Michael Payne, an Ashdown Forest ranger, said the burglary in January restricted the team from working properly for at least a month.
“We were trying to get all of our fleet back on the road and the knock on effect that has for the rest of the year once your workload gets behind, you can’t catch up, it just means things don’t happen,” he commented.
“It was really disruptive and I think the staff here, we all take great pride in the work we are doing, so it can almost feel quite personal when someone attacks our workplace.”
The 35-year-old said burglaries in rural areas were a common occurrence because it is ‘too easy for them’.
“It’s hard for the police to be in the right place at the right time covering such large areas. And it’s very hard for the owners of the property that’s been damaged or stolen to protect against it further than they are already,” he said.
“Anything that can be done to help reduce rural crime and the problems that we are facing is really welcomed. And hopefully more events like today could help push awareness so people protect themselves more so there’s less vulnerable areas which make it a less lucrative business for somebody to be breaking in to rural areas, so possibly they won’t do it anymore.”
Sussex Police would be ‘lost without its cadets’, said DCC Jo Shiner.
“They get as much out of it as we do. I am really grateful to these who have given up their time to help.”
Nathan Dunbar, 17, who lives in Polegate, said people were pleased to see them handing out burglary prevention leaflets.
“I think it is good to put police in rural communities,” he added.
Zachary Hayns, 17, said when going door-to-door in the village people were surprised that burglaries had taken place in the village.
“The police do such a good job that it is not noticeable,” said Zachary, adding: “It shows people feel safe.”
Jessica Rose, 16, from Hailsham, said she felt like she was doing something ‘good’. “When you see people happy to see us, it is nice,” she commented.

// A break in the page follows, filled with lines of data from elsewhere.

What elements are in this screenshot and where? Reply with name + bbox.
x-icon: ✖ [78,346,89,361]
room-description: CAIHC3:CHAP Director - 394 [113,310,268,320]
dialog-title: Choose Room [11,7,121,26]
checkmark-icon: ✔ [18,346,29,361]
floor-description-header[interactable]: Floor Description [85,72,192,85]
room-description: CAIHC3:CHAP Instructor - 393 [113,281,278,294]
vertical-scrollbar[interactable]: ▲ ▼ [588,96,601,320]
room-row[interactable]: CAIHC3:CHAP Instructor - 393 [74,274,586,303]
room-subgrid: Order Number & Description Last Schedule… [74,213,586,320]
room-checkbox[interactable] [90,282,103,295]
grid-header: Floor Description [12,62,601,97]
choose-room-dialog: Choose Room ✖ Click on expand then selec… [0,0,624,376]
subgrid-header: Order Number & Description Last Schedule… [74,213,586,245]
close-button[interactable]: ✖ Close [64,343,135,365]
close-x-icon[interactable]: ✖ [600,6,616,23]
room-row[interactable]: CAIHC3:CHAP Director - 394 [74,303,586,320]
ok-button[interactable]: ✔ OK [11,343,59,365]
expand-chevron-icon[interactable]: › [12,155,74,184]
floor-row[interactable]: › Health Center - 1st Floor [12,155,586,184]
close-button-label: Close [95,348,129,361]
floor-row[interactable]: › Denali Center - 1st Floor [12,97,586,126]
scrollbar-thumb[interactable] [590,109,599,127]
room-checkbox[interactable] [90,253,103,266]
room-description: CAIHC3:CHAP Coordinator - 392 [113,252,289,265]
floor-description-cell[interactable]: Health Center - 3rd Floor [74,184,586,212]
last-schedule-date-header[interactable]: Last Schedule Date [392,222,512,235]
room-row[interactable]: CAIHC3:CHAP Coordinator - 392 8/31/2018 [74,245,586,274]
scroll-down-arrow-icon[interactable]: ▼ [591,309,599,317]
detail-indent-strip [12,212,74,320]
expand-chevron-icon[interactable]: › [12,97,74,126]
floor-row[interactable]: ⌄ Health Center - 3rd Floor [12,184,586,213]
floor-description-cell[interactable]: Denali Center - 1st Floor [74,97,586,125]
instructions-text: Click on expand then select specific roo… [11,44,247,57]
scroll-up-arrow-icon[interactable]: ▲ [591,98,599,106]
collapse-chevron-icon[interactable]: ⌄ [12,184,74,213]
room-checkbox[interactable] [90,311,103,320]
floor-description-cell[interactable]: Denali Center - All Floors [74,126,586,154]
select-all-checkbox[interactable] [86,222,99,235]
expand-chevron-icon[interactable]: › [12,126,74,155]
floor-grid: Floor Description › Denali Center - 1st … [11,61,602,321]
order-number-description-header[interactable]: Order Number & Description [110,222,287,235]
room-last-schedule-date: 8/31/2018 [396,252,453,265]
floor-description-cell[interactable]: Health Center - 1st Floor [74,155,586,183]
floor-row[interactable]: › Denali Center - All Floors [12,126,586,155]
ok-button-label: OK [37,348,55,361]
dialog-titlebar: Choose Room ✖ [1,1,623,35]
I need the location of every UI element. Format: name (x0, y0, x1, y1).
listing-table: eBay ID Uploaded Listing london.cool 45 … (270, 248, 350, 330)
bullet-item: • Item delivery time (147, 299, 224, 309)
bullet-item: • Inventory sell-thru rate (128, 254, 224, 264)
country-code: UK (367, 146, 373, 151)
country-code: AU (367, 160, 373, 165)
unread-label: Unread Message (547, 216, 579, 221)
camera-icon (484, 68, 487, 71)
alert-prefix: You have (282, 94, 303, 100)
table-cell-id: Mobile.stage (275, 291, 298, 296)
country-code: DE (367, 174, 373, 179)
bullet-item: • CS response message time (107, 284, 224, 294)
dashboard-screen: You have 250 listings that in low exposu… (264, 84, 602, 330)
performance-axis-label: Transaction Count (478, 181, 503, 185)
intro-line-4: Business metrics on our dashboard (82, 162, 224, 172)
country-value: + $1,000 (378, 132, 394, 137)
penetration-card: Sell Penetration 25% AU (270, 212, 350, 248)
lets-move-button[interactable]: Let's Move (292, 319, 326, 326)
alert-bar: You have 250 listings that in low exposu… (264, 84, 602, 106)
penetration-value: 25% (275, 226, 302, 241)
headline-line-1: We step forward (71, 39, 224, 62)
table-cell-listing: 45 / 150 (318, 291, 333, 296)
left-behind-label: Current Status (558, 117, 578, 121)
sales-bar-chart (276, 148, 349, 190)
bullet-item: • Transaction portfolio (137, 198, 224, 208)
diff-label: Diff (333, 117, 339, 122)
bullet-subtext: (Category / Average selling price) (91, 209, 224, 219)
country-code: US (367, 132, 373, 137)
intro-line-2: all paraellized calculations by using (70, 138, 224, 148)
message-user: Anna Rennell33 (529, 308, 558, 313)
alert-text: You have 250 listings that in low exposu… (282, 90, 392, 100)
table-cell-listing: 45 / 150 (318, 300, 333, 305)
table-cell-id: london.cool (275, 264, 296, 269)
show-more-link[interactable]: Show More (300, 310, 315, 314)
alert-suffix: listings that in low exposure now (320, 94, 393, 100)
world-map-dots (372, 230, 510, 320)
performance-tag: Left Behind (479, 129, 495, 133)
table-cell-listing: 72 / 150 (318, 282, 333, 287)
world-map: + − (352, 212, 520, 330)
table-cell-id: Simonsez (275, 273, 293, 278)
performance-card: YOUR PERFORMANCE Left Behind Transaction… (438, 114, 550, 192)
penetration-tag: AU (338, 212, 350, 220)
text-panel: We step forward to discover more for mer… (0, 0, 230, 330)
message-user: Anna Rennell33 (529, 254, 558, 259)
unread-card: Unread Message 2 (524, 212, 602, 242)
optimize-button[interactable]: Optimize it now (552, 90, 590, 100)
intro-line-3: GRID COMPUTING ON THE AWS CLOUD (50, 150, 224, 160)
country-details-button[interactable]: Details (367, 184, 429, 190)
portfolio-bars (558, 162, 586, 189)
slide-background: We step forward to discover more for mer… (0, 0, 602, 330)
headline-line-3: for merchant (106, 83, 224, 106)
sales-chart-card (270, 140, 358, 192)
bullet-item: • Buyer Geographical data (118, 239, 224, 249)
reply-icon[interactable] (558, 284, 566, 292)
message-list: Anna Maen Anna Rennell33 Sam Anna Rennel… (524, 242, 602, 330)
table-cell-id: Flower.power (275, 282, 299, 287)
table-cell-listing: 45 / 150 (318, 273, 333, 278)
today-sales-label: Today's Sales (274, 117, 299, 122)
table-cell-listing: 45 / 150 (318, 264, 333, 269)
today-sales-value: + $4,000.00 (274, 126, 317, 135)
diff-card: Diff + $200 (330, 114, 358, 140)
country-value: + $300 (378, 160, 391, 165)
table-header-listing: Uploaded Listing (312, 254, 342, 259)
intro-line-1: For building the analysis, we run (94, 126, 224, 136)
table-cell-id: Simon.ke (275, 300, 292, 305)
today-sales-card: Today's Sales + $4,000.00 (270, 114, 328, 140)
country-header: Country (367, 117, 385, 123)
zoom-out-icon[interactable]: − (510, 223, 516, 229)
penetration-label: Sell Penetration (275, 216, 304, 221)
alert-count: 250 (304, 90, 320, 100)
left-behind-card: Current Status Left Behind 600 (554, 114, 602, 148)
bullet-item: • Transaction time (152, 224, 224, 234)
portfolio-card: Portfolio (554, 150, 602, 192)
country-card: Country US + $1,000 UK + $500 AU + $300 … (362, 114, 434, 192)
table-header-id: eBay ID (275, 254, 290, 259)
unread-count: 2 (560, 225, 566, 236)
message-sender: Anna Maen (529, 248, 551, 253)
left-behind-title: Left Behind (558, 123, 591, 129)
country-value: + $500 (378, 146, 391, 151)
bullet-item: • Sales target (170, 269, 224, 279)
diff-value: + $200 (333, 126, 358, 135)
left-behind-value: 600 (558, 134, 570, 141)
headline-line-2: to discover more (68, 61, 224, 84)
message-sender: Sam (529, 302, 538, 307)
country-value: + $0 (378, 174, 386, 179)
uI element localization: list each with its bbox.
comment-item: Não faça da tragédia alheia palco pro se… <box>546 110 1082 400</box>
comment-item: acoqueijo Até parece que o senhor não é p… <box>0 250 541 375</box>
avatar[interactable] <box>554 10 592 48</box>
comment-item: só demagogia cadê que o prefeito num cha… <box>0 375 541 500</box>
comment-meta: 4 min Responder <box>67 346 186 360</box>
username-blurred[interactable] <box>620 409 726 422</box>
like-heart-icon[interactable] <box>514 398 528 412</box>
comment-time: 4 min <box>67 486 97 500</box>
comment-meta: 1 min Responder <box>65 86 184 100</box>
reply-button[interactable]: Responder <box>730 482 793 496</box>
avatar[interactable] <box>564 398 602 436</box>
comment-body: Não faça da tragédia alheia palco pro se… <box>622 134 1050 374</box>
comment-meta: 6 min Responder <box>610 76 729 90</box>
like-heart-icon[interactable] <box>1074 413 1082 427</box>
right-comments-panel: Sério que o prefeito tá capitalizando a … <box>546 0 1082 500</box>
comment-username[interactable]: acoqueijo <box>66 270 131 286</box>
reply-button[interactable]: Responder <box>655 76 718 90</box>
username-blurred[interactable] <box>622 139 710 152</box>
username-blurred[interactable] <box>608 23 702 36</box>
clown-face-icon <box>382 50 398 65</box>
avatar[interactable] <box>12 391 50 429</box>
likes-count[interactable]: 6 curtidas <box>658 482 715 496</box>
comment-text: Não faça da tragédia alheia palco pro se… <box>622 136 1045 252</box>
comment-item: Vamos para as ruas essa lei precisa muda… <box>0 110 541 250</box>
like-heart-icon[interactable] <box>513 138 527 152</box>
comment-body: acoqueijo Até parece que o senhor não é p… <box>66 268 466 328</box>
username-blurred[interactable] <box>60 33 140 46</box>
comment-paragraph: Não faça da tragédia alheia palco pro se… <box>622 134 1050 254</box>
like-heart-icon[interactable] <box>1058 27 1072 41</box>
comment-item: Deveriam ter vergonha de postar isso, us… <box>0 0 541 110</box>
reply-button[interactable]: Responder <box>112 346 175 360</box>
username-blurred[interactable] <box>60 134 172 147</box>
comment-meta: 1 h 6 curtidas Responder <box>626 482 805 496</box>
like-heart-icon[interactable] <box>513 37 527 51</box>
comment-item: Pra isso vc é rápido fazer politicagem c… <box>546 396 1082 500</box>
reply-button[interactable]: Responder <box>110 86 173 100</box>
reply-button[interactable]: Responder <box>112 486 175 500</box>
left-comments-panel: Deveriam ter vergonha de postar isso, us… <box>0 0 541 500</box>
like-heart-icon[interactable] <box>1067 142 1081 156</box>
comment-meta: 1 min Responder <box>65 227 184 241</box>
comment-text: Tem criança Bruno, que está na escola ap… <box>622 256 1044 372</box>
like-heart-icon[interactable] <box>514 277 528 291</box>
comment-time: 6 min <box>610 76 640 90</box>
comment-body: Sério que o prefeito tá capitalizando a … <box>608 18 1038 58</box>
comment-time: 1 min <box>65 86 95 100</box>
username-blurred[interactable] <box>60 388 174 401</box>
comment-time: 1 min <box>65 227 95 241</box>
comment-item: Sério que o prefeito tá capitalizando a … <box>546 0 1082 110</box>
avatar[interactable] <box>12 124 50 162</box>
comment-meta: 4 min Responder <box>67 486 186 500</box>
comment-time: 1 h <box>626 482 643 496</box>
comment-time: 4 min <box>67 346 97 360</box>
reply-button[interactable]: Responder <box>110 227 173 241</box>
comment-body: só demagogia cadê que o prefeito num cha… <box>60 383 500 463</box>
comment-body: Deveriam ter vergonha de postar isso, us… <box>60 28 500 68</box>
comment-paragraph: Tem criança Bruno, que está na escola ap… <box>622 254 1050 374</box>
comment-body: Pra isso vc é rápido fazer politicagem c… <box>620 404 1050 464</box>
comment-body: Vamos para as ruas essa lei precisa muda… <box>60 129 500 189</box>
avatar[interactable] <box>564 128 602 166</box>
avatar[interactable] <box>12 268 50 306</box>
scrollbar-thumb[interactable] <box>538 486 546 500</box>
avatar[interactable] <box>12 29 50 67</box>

Connor Jenkins, 17, from Polegate said he had gained important life skills through the cadet programme and had made friends.
The volunteer cadet corp (VCC) is a non-competitive programme of practical and police related activities for cadets upholding the values and standards of Sussex Police.
The programme is primarily a youth inclusion and engagement scheme designed to support the personal and social development of cadets aged 13 to 18 years of age.
This is regardless of gender, background, disability, sexual orientation or ability and provides the opportunity for young people to engage with Sussex Police.